Sejumlah pasar tradisional hingga retribusi parkir dinilai tak bertuan, kumuh, dan berpotensi mengalami kebocoran anggaran.
Wakil Ketua Komisi III DPRD Kota Pontianak, Berdi, S.Sos., mendesak Pemerintah Kota Pontianak segera melakukan evaluasi menyeluruh dan pembenahan radikal pada sistem pemungutan pajak serta tata kelola aset daerah.
Karut-Marut Pengelolaan Pasar dan Parkir
Dalam sorotannya, Komisi III menemukan sejumlah kejanggalan di lapangan yang dinilai merugikan kas daerah:
Pasar Nipah Kuning: Kejelasan pengelola pasar dipertanyakan, apakah dikendalikan secara resmi oleh Pemkot Pontianak atau justru dikuasai organisasi masyarakat (ormas).

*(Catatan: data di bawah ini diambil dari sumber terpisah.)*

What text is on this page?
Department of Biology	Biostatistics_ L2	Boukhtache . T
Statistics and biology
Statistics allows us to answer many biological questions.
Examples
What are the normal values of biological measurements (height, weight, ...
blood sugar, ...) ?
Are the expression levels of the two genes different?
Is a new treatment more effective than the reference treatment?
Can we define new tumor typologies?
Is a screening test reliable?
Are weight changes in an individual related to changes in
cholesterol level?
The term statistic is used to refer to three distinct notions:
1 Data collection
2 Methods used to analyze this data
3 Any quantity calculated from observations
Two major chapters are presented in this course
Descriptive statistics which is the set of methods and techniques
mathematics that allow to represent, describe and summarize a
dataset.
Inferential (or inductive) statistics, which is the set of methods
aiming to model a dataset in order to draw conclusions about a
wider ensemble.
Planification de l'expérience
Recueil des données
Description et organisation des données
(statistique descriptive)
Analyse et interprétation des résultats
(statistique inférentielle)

Pemkot didesak memperjelas regulasi pengelolaannya.
Pasar Anggrek di Tanjung Hulu: Pengelolaan Pasar Tanjung Hulu dinilai tidak transparan, tidak jelas skema pengelolaannya, dan terkesan tak bertuan.
Pasar Dahlia: Kondisi Pasar Dahlia disoroti karena makin kumuh dan kurang mendapat perhatian penataan dari pemerintah daerah.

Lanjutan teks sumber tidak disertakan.